Like most skills, assertiveness may not come naturally. In business, however, assertiveness is a core competency and an important communication skill. I consider it an essential personal – as well as business – skill, because it offers a constructive and productive way to deal with difficult people and challenging problems. Until recently, male-dominated environments made little room for assertive women who were seen as ‘overly aggressive’ and ‘blood-thirsty,’ whereas the same man would be “just doing their job.” Assertive people look to create win-win scenarios. They understand how to communicate goals and values in a clear and calm way, and won’t have a public meltdown if their recommendations don’t come out on top. Confident and self-assured, they approach situations with a healthy dose of objectivity, and as a result, they are able to work through challenges in a low-stress, self-honoring way – without all the drama.

Want to assert yourself so others will listen? Here are five tips that can help:

1. Allow yourself to feel anger.

“If you don’t have something nice to say, don’t say anything.” One of the biggest obstacles to assertive communication is the feeling that negative emotion or anger is bad, and expressing it shows you to be an aggressive mean person. Anger is a natural emotion – it isn’t a bad emotion, and people aren’t bad for feeling angry. However, the way in which you express anger makes all the difference. Avoid finger-pointing, making “you” statements, or labeling people. Stick with the facts and say, “I am angry because…” or “this is triggering me …” Always take personal responsibility for your feelings without blaming others.

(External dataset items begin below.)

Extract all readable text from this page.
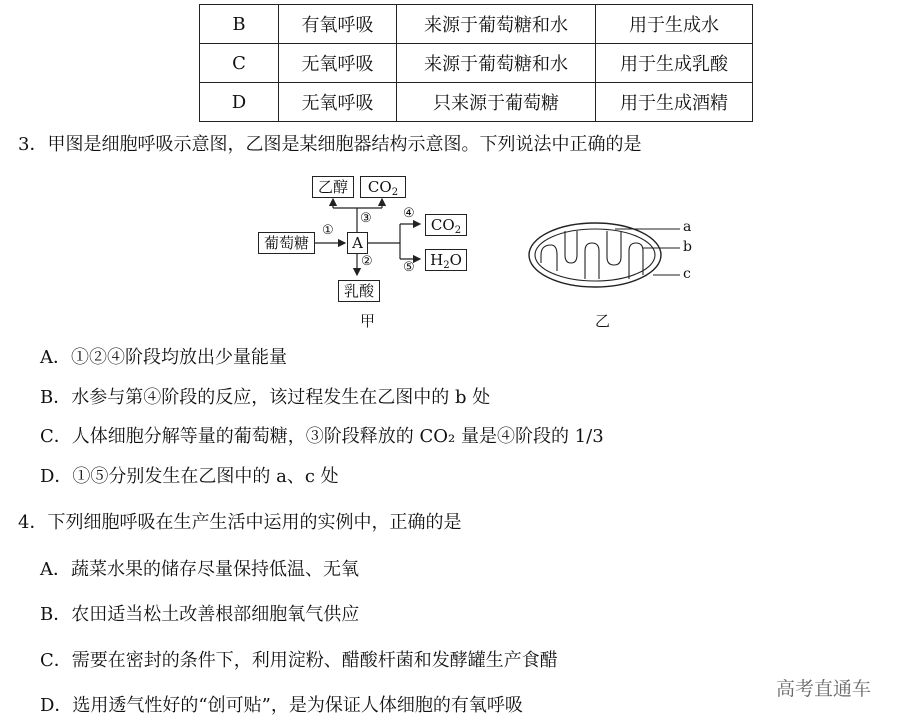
B	有氧呼吸	来源于葡萄糖和水	用于生成水
C	无氧呼吸	来源于葡萄糖和水	用于生成乳酸
D	无氧呼吸	只来源于葡萄糖	用于生成酒精
3．甲图是细胞呼吸示意图，乙图是某细胞器结构示意图。下列说法中正确的是
乙醇	$CO_2$
葡萄糖	A
$CO_2$
$H_2O$
乳酸
①
②
③ ④
⑤
甲
a
b
c
乙
A．①②④阶段均放出少量能量
B．水参与第④阶段的反应，该过程发生在乙图中的 b 处
C．人体细胞分解等量的葡萄糖，③阶段释放的 CO₂ 量是④阶段的 1/3
D．①⑤分别发生在乙图中的 a、c 处
4．下列细胞呼吸在生产生活中运用的实例中，正确的是
A．蔬菜水果的储存尽量保持低温、无氧
B．农田适当松土改善根部细胞氧气供应
C．需要在密封的条件下，利用淀粉、醋酸杆菌和发酵罐生产食醋
D．选用透气性好的“创可贴”，是为保证人体细胞的有氧呼吸
高考直通车
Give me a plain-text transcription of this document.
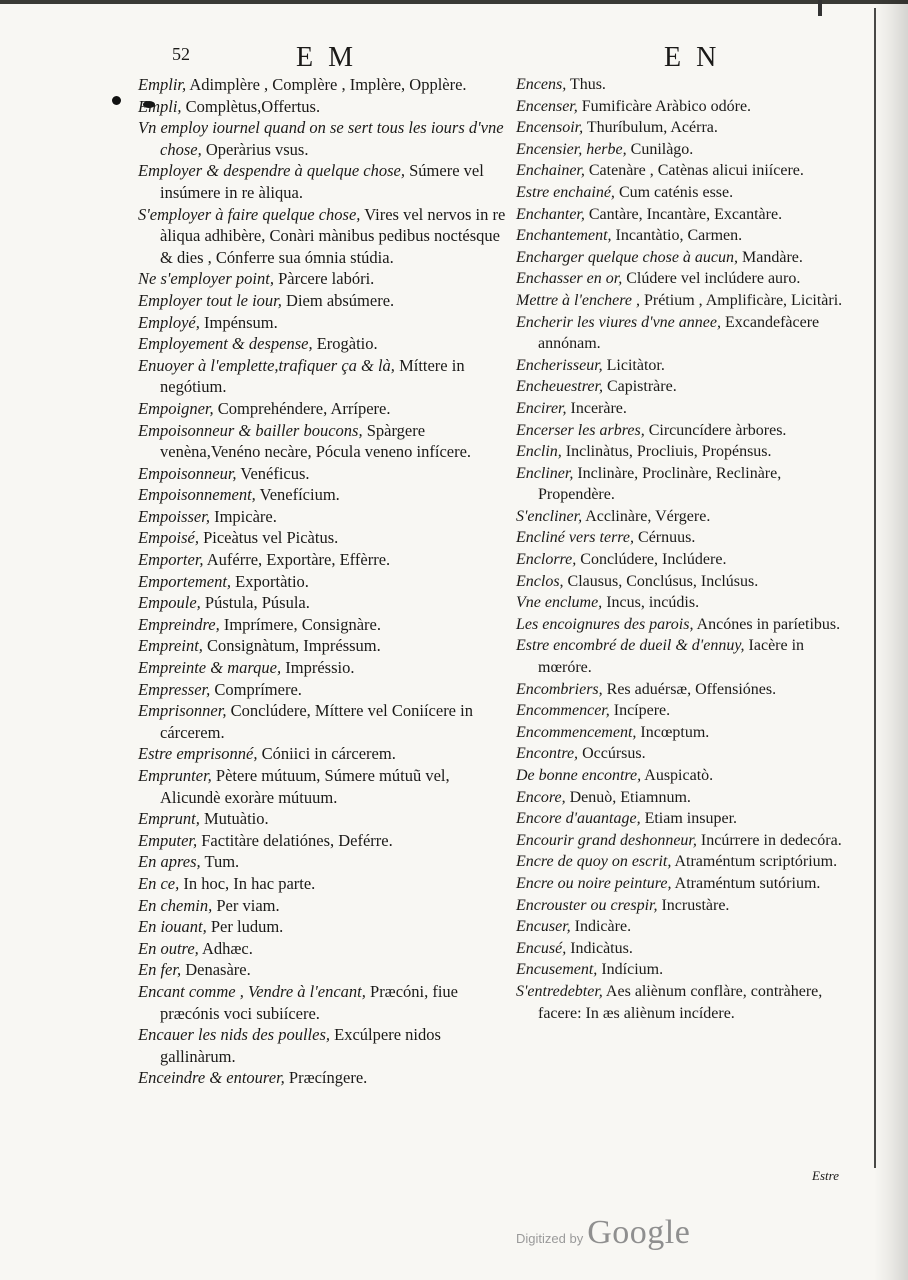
52	E M	E N

Emplir, Adimplère , Complère , Implère, Opplère.

Empli, Complètus,Offertus.

Vn employ iournel quand on se sert tous les iours d'vne chose, Operàrius vsus.

Employer & despendre à quelque chose, Súmere vel insúmere in re àliqua.

S'employer à faire quelque chose, Vires vel nervos in re àliqua adhibère, Conàri mànibus pedibus noctésque & dies , Cónferre sua ómnia stúdia.

Ne s'employer point, Pàrcere labóri.

Employer tout le iour, Diem absúmere.

Employé, Impénsum.

Employement & despense, Erogàtio.

Enuoyer à l'emplette,trafiquer ça & là, Míttere in negótium.

Empoigner, Comprehéndere, Arrípere.

Empoisonneur & bailler boucons, Spàrgere venèna,Venéno necàre, Pócula veneno infícere.

Empoisonneur, Venéficus.

Empoisonnement, Venefícium.

Empoisser, Impicàre.

Empoisé, Piceàtus vel Picàtus.

Emporter, Auférre, Exportàre, Effèrre.

Emportement, Exportàtio.

Empoule, Pústula, Púsula.

Empreindre, Imprímere, Consignàre.

Empreint, Consignàtum, Impréssum.

Empreinte & marque, Impréssio.

Empresser, Comprímere.

Emprisonner, Conclúdere, Míttere vel Coniícere in cárcerem.

Estre emprisonné, Cóniici in cárcerem.

Emprunter, Pètere mútuum, Súmere mútuũ vel, Alicundè exoràre mútuum.

Emprunt, Mutuàtio.

Emputer, Factitàre delatiónes, Deférre.

En apres, Tum.

En ce, In hoc, In hac parte.

En chemin, Per viam.

En iouant, Per ludum.

En outre, Adhæc.

En fer, Denasàre.

Encant comme , Vendre à l'encant, Præcóni, fiue præcónis voci subiícere.

Encauer les nids des poulles, Excúlpere nidos gallinàrum.

Enceindre & entourer, Præcíngere.

Encens, Thus.

Encenser, Fumificàre Aràbico odóre.

Encensoir, Thuríbulum, Acérra.

Encensier, herbe, Cunilàgo.

Enchainer, Catenàre , Catènas alicui iniícere.

Estre enchainé, Cum caténis esse.

Enchanter, Cantàre, Incantàre, Excantàre.

Enchantement, Incantàtio, Carmen.

Encharger quelque chose à aucun, Mandàre.

Enchasser en or, Clúdere vel inclúdere auro.

Mettre à l'enchere , Prétium , Amplificàre, Licitàri.

Encherir les viures d'vne annee, Excandefàcere annónam.

Encherisseur, Licitàtor.

Encheuestrer, Capistràre.

Encirer, Inceràre.

Encerser les arbres, Circuncídere àrbores.

Enclin, Inclinàtus, Procliuis, Propénsus.

Encliner, Inclinàre, Proclinàre, Reclinàre, Propendère.

S'encliner, Acclinàre, Vérgere.

Encliné vers terre, Cérnuus.

Enclorre, Conclúdere, Inclúdere.

Enclos, Clausus, Conclúsus, Inclúsus.

Vne enclume, Incus, incúdis.

Les encoignures des parois, Ancónes in paríetibus.

Estre encombré de dueil & d'ennuy, Iacère in mœróre.

Encombriers, Res aduérsæ, Offensiónes.

Encommencer, Incípere.

Encommencement, Incœptum.

Encontre, Occúrsus.

De bonne encontre, Auspicatò.

Encore, Denuò, Etiamnum.

Encore d'auantage, Etiam insuper.

Encourir grand deshonneur, Incúrrere in dedecóra.

Encre de quoy on escrit, Atraméntum scriptórium.

Encre ou noire peinture, Atraméntum sutórium.

Encrouster ou crespir, Incrustàre.

Encuser, Indicàre.

Encusé, Indicàtus.

Encusement, Indícium.

S'entredebter, Aes aliènum conflàre, contràhere, facere: In æs aliènum incídere.

Estre
Digitized by Google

2. Set your intentions, goals, and methods

Before you begin the conversation, take a moment to think ahead. What do you want to accomplish? What’s the best way to achieve it? We often start to talk without being clear about what it is we want. It is especially important to think about intentions, and the emotional quality we want to experience. How do you want to feel while engaged in the conversation? Vindictive and righteous, or assertive and clear? You decide. But to get clear you need to take a moment to process this with yourself. If your feelings were hurt, you may need to do a completion process with yourself before you can be assertive.

3. Be direct

State your case in a way that is straightforward and does not denigrate the person you’re speaking to in any way. Acknowledge the perspectives and feelings of others and back up your ideas with facts rather than emotions. Make others feel that their ideas and concerns are valued. Be open and creative in coming up with other solutions.

4. Be an active, curious listener

Listen and respond to others in a proactive way, and show that you identify, acknowledge, and respect their feelings. Let them know that the current interaction is meant to grow your relationship in a mature, level-headed manner that you value and want to cultivate. Validating feelings, however, doesn’t mean that you necessarily agree with them. A great way to stay neutral is to come from a place of curiosity, setting the stage for being constructive and collaborative.

5. Don’t let problems linger or fester

Last but not least, don’t let things linger. When our feelings are repeatedly hurt, our ability to respond is diminished. Perhaps you can set aside hurt feelings, but for most people hurt that goes unaddressed can become a huge problem. Make a conscious effort to address the hurt right away with assertiveness. This demonstrates our commitment to maintaining positive relationships.

It is possible to approach friends and co-workers in a way that makes them feel valued and heard. Learning how to be more assertive while being sensitive to others will earn you the respect you deserve from co-workers, customers, and friends. Finding a win-win in a challenging situation will have you – and those around you – feeling like a winner.